# Neural Network: version 1
For this model whe used some information from "https://machinelearningmastery.com/tensorflow-tutorial-deep-learning-with-tf-keras/"

In [None]:
# import libraries
import tensorflow.keras as tf
import pandas as pd
import matplotlib.pyplot as plt
import numpy as np
from sklearn.model_selection import train_test_split
from tensorflow.keras.models import Sequential
from tensorflow.keras.layers import Dense, Activation
from tensorflow.keras.optimizers import Adam
from sklearn import metrics

In [None]:
# import the data
test_df = pd.read_csv('data/clean_test_data.csv')
train_df = pd.read_csv('data/clean_train_data.csv')

display(test_df)
display(train_df)

In [None]:
# split data into input X and target Y
target_train = train_df['SalePrice']
target_test = test_df['SalePrice']
input_train = train_df.drop('SalePrice', axis=1)
input_test = test_df.drop('SalePrice', axis=1)

display(test_df)
display(train_df)

In [None]:
# convert the pandas dataframes to numpy ndarrays
X_train = input_train.to_numpy()
X_test = input_test.to_numpy()
y_train = target_train.to_numpy()
y_test = target_test.to_numpy()

# find number of features
n_features = input_train.shape[1]

In [None]:
# define metrics
# Root Mean Square Error function from Keras Metrics. 
# source: https://www.tensorflow.org/api_docs/python/tf/keras/metrics/RootMeanSquaredError
m1 = tf.metrics.RootMeanSquaredError()
m2 = 'mean_absolute_percentage_error'

# create layers
model = tf.Sequential([
    Dense(1, input_shape=(n_features,)),
])

# compile model
# use Adam as optimizer because of fast and accurate converging 
# source: https://medium.com/mdr-inc/from-sgd-to-adam-c9fce513c4bb 
model.compile(optimizer='Adam', loss=tf.metrics.mean_squared_error, metrics=[m1, m2])

In [None]:
# fit the model
# choose batch size of 32 after trying 32, 64 and 128
# source: https://datascience.stackexchange.com/questions/18414/are-there-any-rules-for-choosing-the-size-of-a-mini-batch
model.fit(X_train, y_train,
          batch_size=32, epochs=200,
          validation_data=(X_test, y_test))

In [None]:
model.summary()

In [None]:
# plot the loss during converging of the model
loss_df = pd.DataFrame(model.history.history)

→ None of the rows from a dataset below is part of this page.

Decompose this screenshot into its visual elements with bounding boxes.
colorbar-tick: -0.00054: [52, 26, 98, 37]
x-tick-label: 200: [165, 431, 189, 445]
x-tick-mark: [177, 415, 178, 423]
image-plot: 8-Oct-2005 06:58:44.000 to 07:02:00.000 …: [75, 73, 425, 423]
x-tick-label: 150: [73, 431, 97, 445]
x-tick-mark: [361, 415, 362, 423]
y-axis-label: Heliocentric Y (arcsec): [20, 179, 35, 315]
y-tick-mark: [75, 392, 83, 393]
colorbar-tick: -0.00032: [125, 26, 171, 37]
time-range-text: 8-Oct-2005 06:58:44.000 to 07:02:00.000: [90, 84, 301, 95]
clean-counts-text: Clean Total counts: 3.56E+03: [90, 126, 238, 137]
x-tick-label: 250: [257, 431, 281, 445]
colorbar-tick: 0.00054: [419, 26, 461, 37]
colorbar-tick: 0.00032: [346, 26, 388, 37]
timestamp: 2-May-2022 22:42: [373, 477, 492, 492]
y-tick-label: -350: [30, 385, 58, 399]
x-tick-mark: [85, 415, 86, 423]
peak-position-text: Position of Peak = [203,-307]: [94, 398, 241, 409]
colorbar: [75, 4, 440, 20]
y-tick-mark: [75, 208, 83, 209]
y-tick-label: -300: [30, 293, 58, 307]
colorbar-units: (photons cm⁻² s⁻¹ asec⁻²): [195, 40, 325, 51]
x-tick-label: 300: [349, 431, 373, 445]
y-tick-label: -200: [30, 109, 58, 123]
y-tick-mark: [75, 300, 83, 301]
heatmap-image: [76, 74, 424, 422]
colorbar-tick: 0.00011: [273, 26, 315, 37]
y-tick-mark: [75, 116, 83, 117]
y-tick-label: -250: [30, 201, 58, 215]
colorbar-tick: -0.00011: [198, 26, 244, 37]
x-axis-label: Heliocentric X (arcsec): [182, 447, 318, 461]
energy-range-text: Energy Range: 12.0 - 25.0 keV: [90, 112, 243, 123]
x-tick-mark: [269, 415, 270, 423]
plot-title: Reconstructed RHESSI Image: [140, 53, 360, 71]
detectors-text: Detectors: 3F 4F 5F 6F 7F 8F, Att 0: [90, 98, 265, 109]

loss_df.plot(figsize=(12,8))
plt.title("Model information")
plt.yscale('log')
plt.xlabel("epochs")
plt.show()

In [None]:
# compute the accuracy of the model 
y_pred = model.predict(X_test)
var_score = metrics.explained_variance_score(y_test,y_pred)

print('Variance score:', var_score)
print('\nRMSE:',loss_df['root_mean_squared_error'].tail(1))
print('\nLoss:',loss_df['loss'].tail(1))
print('\nMAPE:',loss_df['mean_absolute_percentage_error'].tail(1))
print('\nval MAPE:',loss_df['val_mean_absolute_percentage_error'].tail(1))